The US Supreme Court has upheld a federal ban on robocalls to cellphones from 1991, and it struck down a provision that exempted government-debt collectors.
“Americans passionately disagree about many things,” reads the majority opinion written by Justice Brett Kavanaugh. “But they are largely united in their disdain for robocalls.”
The ruling concerns the 1991 Telephone Consumer Protection Act (TCPA), which prohibited “almost all robocalls to phones.” A 2015 amendment to the TCPA grants an exception to robocalls made solely to collect debt on behalf of the US government.
The plaintiffs, a group of organizations that included the American Association of Political Consultants, argued that the ban violated the First Amendment by favoring debt collection speech over other forms of speech. The court agreed — but instead of striking down the TCPA, it did away with the 2015 exemption. That means the TCPA now applies to debt collection calls again.

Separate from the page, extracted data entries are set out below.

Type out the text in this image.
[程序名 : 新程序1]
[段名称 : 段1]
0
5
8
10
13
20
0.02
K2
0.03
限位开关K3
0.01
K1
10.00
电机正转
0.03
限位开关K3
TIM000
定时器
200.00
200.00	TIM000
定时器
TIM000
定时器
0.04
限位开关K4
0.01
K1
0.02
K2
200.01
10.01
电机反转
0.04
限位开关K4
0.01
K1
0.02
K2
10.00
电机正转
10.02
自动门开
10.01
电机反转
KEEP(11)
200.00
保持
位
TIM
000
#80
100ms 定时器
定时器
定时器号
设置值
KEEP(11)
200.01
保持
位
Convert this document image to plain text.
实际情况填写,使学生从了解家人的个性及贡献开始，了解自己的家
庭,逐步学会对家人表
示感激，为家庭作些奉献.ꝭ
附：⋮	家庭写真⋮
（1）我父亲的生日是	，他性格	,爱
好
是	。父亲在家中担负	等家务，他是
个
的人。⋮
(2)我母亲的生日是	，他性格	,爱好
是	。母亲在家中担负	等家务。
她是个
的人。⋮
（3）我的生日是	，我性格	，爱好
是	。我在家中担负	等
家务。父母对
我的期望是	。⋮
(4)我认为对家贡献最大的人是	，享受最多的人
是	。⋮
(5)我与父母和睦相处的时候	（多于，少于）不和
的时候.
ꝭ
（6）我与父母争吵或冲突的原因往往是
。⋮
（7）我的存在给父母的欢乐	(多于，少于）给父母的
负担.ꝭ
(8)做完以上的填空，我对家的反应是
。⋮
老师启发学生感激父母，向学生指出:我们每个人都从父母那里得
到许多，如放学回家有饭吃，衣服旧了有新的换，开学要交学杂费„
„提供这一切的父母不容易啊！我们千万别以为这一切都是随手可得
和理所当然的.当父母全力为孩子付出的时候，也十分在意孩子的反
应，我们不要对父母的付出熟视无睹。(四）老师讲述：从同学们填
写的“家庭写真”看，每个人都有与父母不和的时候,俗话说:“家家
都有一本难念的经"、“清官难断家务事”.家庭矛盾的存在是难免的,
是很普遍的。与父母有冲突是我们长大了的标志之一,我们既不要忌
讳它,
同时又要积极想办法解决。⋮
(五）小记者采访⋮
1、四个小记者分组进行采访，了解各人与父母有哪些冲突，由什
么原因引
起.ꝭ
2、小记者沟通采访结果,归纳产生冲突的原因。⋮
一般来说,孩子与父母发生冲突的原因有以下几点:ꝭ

“The robocall restriction with the government-debt exemption is content-based,” the opinion reads. “The government’s stated justification for the government-debt exception is collecting government debt. Although collecting government debt is no doubt a worthy goal, the Government concedes that it has not sufficiently justified the differentiation between government-debt collection speech and other important categories of robocall speech, such as political speech, charitable fundraising, issue advocacy, commercial advertising, and the like.”
So, in theory, government debt collectors aren’t allowed to send robocalls to your cellphone anymore. In practice, that’s probably wishful thinking.
Despite the fact that the TCPA has prohibited most robocalls for decades, they’re certainly alive and well. In 2019, the Federal Communications Commission estimated that more than half of all calls placed that year would be robocalls. Providers like Comcast, AT&T, and T-Mobile are in the process of rolling out promising call-verification technology, but the process has been slow, and it’s not clear yet when, or how well it will work. Still, fingers crossed.